PRESENTING Alstom’s first annual accounts following flotation last June, Chairman & CEO Pierre Bilger told his board of directors on May 25 that the year to March 31 1999 had been ’a year of solid results’. He highlighted the ’benefits of Alstom’s focus on the high-margin segments of its portfolio, and the success of company-wide cost efficiency programmes.’
Alstom Transport recorded a 14% growth in orders, on top of 72% in the previous year. Orders included Virgin West Coast tilting trains, double-deck coaches for Amtrak California, metro cars for Warszawa, Singapore and Shanghai, a suburban line in Fortaleza and trams for St Etienne, Montpellier and Lyon.
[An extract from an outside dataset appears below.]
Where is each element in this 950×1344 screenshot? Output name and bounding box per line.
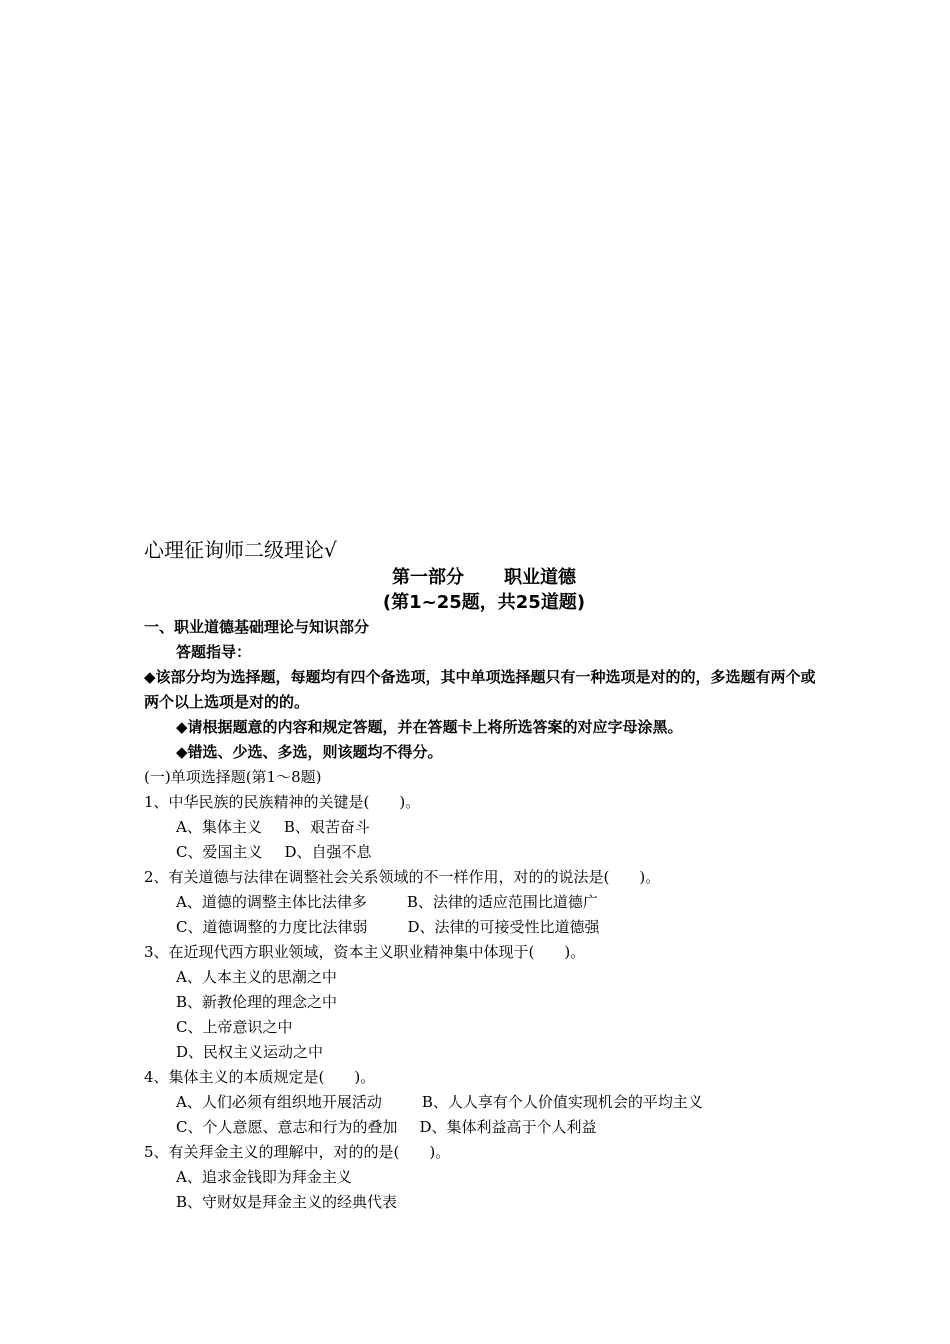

Bilger admitted that the 15% increase in sales included acquisitions during the year, notably Sasib, Wessex Traincare and De Dietrich. Cost reduction efforts and the delivery of the first standard trainsets had helped improve the operating margin from 5·3 to 6·0%, as had a focus on higher-margin activities such as signalling and customer service.
Alstom Transport orders totalled 3479m euros and sales were 3516m; 21·9% and 25% of the group results respectively. At the end of the financial year, the Transport order backlog was 7223m euros, or 34% of the group total of 21016m.